Jason Chuah, professeur de droit maritime, a déclaré qu’à son point le plus étroit, le détroit d’Ormuz ne mesure que 21 milles marins (39 km) de large et, en vertu de la CNUDM, les États côtiers peuvent revendiquer jusqu’à 12 milles marins (22 km) de mer à partir de leurs côtes comme eaux territoriales.
« Toute la largeur du détroit est constituée des mers territoriales de l’Iran et d’Oman », a déclaré Chuah, de la City University de Londres, ajoutant qu’il n’y a pas de haute mer, ni de parties de mer au-delà des eaux territoriales d’un pays.
« L’Iran revendique ainsi la souveraineté sur la région », a-t-il déclaré à Al Jazeera.
Il a toutefois souligné que l’Iran n’a aucune juridiction sur quoi que ce soit au-delà de 12 milles marins de ses côtes. « Il ne peut donc pas facturer de péage si votre navire utilise la côte omanaise.

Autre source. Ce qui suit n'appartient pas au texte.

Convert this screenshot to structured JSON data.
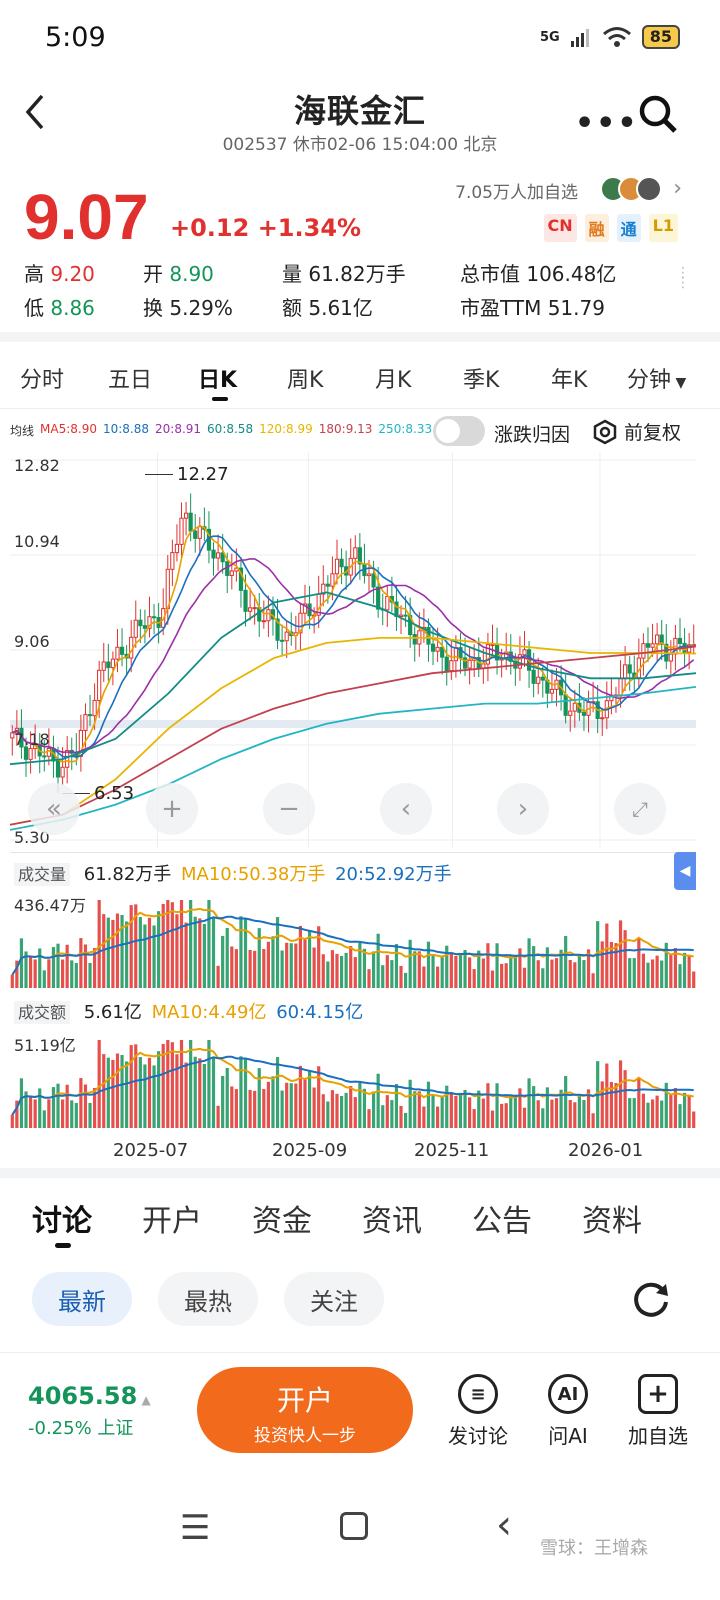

Mais il se réserve le droit d’attaquer n’importe quel navire, que ce soit du côté omanais ou iranien, avec des missiles, des mines ou des drones », a-t-il déclaré.
« Donc, si vous voulez que votre navire soit en sécurité, vous pouvez décider de naviguer du côté iranien, payer et obtenir un passage sûr. »
Il a ajouté qu’en vertu des lois sur les conflits armés et du principe de légitime défense, un État belligérant comme l’Iran peut également faire valoir qu’il a le droit de « visiter et fouiller » les navires pour s’assurer qu’ils ne contribuent pas à l’effort de guerre de l’ennemi.
Les procédures de visite et de fouille s’appliquent en temps de guerre, lorsque « les navires de guerre belligérants ont un droit traditionnel d’arrêter et d’aborder les navires marchands pour vérifier leur nationalité et vérifier la contrebande destinée à l’ennemi », a expliqué Chuah.
Il a noté que pour que cela soit légal au regard de l’article 51 de la CNUDM, l’action doit être nécessaire pour repousser une attaque et proportionnée.
« Je dirais cependant que l’arrêt de tout trafic commercial ou l’imposition de frais de transit dépassent les limites de la légitime défense et constituent une guerre économique illégale », a-t-il déclaré.
Ce n’est pas la première fois que des bilans de guerre sont signalés.
En octobre 2024, un rapport du Conseil de sécurité de l’ONU a affirmé que les Houthis du Yémen avaient harcelé les navires passant le long de ses côtes.
« Les Houthis auraient perçu des frais illégaux auprès de quelques agences maritimes pour permettre à leurs navires de traverser la mer Rouge et le golfe d’Aden sans être attaqués », indique le rapport de l’ONU. « Les sources estiment que les revenus des Houthis provenant de ces frais de transit illégaux s’élèvent à environ 180 millions de dollars par mois », ajoute le rapport. Les Houthis ont rejeté ces affirmations.
À cette époque, les Houthis, soutenus par l’Iran, avaient mené des attaques contre des navires commerciaux dans la mer Rouge en solidarité avec les Palestiniens. Les Houthis avaient affirmé qu’ils ciblaient des navires liés à Israël ou à destination d’Israël pour protester contre la guerre génocidaire menée par Israël contre Gaza.
Alors que l’Iran n’a pas encore légalement ratifié son système de péage, Sultan al-Jaber, PDG de la compagnie pétrolière d’État d’Abou Dhabi, ADNOC, a qualifié toute restriction du passage par l’Iran dans le détroit d’Ormuz de « terrorisme économique ».
« Lorsque l’Iran tient Ormuz en otage, chaque nation paie la rançon à la pompe à essence, à l’épicerie, à la pharmacie », a déclaré al-Jaber dans un discours prononcé jeudi aux États-Unis.
« Aucun pays ne peut être autorisé à déstabiliser l’économie mondiale de cette manière. Pas maintenant. Ni jamais », a-t-il ajouté.